Cuba’s Electrical Union Announces Daily Four Hour Blackouts This Summer in Cuba

Cubans will spend four hours daily without electricity for an indeterminate time that could last until August. (EFE)

14ymedio bigger14ymedio, Havana, 25 June 2021 — Electric power cannot ‘lift its head’ and jumps from one crisis to another. It has only been a month since supply issues in May led to the suspension of work in non-essential businesses and now the Electrical Union is warning that the Cubans will face four-hour daily blackouts.
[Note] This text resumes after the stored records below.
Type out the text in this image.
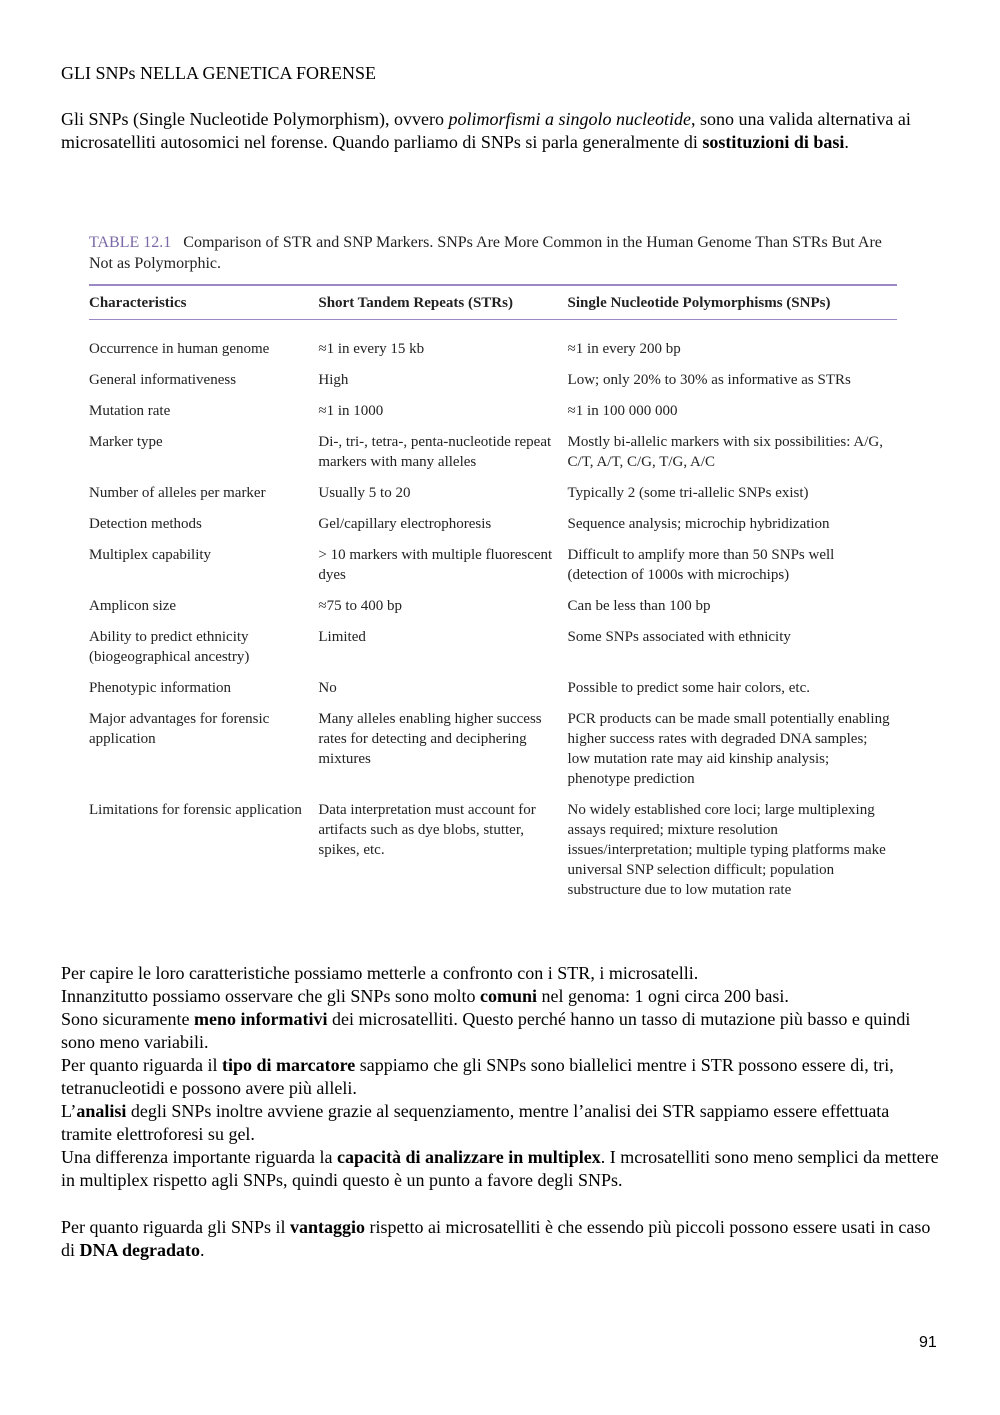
GLI SNPs NELLA GENETICA FORENSE

Gli SNPs (Single Nucleotide Polymorphism), ovvero polimorfismi a singolo nucleotide, sono una valida alternativa ai microsatelliti autosomici nel forense. Quando parliamo di SNPs si parla generalmente di sostituzioni di basi.

TABLE 12.1 Comparison of STR and SNP Markers. SNPs Are More Common in the Human Genome Than STRs But Are Not as Polymorphic.

Characteristics	Short Tandem Repeats (STRs)	Single Nucleotide Polymorphisms (SNPs)
Occurrence in human genome	≈1 in every 15 kb	≈1 in every 200 bp
General informativeness	High	Low; only 20% to 30% as informative as STRs
Mutation rate	≈1 in 1000	≈1 in 100 000 000
Marker type	Di-, tri-, tetra-, penta-nucleotide repeat markers with many alleles	Mostly bi-allelic markers with six possibilities: A/G, C/T, A/T, C/G, T/G, A/C
Number of alleles per marker	Usually 5 to 20	Typically 2 (some tri-allelic SNPs exist)
Detection methods	Gel/capillary electrophoresis	Sequence analysis; microchip hybridization
Multiplex capability	> 10 markers with multiple fluorescent dyes	Difficult to amplify more than 50 SNPs well (detection of 1000s with microchips)
Amplicon size	≈75 to 400 bp	Can be less than 100 bp
Ability to predict ethnicity (biogeographical ancestry)	Limited	Some SNPs associated with ethnicity
Phenotypic information	No	Possible to predict some hair colors, etc.
Major advantages for forensic application	Many alleles enabling higher success rates for detecting and deciphering mixtures	PCR products can be made small potentially enabling higher success rates with degraded DNA samples; low mutation rate may aid kinship analysis; phenotype prediction
Limitations for forensic application	Data interpretation must account for artifacts such as dye blobs, stutter, spikes, etc.	No widely established core loci; large multiplexing assays required; mixture resolution issues/interpretation; multiple typing platforms make universal SNP selection difficult; population substructure due to low mutation rate

Per capire le loro caratteristiche possiamo metterle a confronto con i STR, i microsatelli.
Innanzitutto possiamo osservare che gli SNPs sono molto comuni nel genoma: 1 ogni circa 200 basi.
Sono sicuramente meno informativi dei microsatelliti. Questo perché hanno un tasso di mutazione più basso e quindi sono meno variabili.
Per quanto riguarda il tipo di marcatore sappiamo che gli SNPs sono biallelici mentre i STR possono essere di, tri, tetranucleotidi e possono avere più alleli.
L’analisi degli SNPs inoltre avviene grazie al sequenziamento, mentre l’analisi dei STR sappiamo essere effettuata tramite elettroforesi su gel.
Una differenza importante riguarda la capacità di analizzare in multiplex. I mcrosatelliti sono meno semplici da mettere in multiplex rispetto agli SNPs, quindi questo è un punto a favore degli SNPs.

Per quanto riguarda gli SNPs il vantaggio rispetto ai microsatelliti è che essendo più piccoli possono essere usati in caso di DNA degradato.

91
“As reported on Saturday, the 19th of this month, the technological limitations in the thermal generation blocks, together with the units that need maintenance, led to the breakdowns that occurred in recent hours, and the limitations on the distribution of fuel to the generator groups of the distributed generation have affected electricity service,” the state company said on Wednesday.

The different provincial delegations of the electricity company communicate daily the regulated zones and schedules in an impossible attempt to calm the population, which trembles at the possibility that the situation will continue during July and August, months with infernal heat when, especially at certain times, it can be unbreathable to live without a fan or air conditioner.
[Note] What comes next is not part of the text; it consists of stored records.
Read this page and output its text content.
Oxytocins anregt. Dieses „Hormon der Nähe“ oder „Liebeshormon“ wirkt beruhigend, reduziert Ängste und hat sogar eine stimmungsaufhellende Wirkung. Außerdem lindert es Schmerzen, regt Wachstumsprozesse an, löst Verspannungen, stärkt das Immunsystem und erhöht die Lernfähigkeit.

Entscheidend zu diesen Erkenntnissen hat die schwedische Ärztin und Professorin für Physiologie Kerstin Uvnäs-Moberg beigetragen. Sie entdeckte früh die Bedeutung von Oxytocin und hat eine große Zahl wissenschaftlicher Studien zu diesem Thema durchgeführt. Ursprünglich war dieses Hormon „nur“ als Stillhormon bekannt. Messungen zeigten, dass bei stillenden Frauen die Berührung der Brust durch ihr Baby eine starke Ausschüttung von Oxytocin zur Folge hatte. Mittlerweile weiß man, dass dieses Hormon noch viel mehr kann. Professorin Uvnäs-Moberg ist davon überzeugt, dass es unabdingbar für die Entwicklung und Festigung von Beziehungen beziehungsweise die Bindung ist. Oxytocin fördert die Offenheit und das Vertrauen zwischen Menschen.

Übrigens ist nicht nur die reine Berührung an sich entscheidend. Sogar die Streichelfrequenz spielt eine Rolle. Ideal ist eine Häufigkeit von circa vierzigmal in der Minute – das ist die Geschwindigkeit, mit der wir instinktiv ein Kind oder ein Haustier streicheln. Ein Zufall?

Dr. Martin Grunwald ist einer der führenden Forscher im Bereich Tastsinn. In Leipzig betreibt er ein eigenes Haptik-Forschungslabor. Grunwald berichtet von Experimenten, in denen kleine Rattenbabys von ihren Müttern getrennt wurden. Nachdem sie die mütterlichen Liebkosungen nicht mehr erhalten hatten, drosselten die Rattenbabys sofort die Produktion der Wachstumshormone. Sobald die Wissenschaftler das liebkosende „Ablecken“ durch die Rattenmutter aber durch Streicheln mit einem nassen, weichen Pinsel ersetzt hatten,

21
The fears are not unfounded. Lázaro Guerra Hernández, technical director of the Electricity Union, said on television that “in the summer months, basically in August,” there could be better conditions to “cover the demand and minimize the effects on the electricity service.”

The engineer argued that the problems are caused by the limitations in the generation capacity of thermal plants and engines that run on fuel, the Island’s major sources of energy.

“Five blocks have been designated to organize the service so as to, in some way, guarantee that each circuit is not affected for more than four hours,” he apologized.

The Electricity Union assures that it is working “uninterruptedly” to solve the breakdowns and apologizes for the inconvenience, but none of this has appeased Cubans, who complain about a service that has become more expensive in recent times and whose quality is far from the minimum requirements.

At the beginning of the year, with the start of the Ordering Task,* the rise in the electricity rates came into force, which was lower than initially expected precisely because of the discomfort raised by the announced figures. The amounts, in any case, have remained high for the majority of Cubans, even more so considering the frequent problems in receiving supplies.

The National Office for the Control of the Rational Use of Energy has been urging for almost two years to reduce consumption with the “Save Now” campaign, but the pandemic and prolonged stays at home have frequently prevented meeting the objectives. The majority of consumption comes, in any case, from industries and not from small consumers.

The lack of fuel, which arrives in smaller quantities from Venezuela despite constant shipments, is affecting electricity generation and the plan to replace production with green energy is slow, even more so than in many other countries, since that citizens have little opportunity to manage their own consumption with solar panels, due to the difficulties in importing them, and wind farms are a long-term strategy.

The Government intends to change its energy matrix by 2030 with the intention that 2% of the island’s energy (around 2,300 megawatts) will come from renewable sources, mainly from bioelectric plants and solar parks. Meanwhile, Cubans continue to live with the blackouts.

*Translator’s note: The so-called ‘Ordering Task’ (Tarea ordenamiento) is a collection of measures that includes eliminating the Cuban Convertible Peso (CUC), leaving the Cuban peso as the only national currency, raising prices, raising salaries (but not as much as prices), opening stores that take payment only in hard currency which must be in the form of specially issued pre-paid debit cards, and others.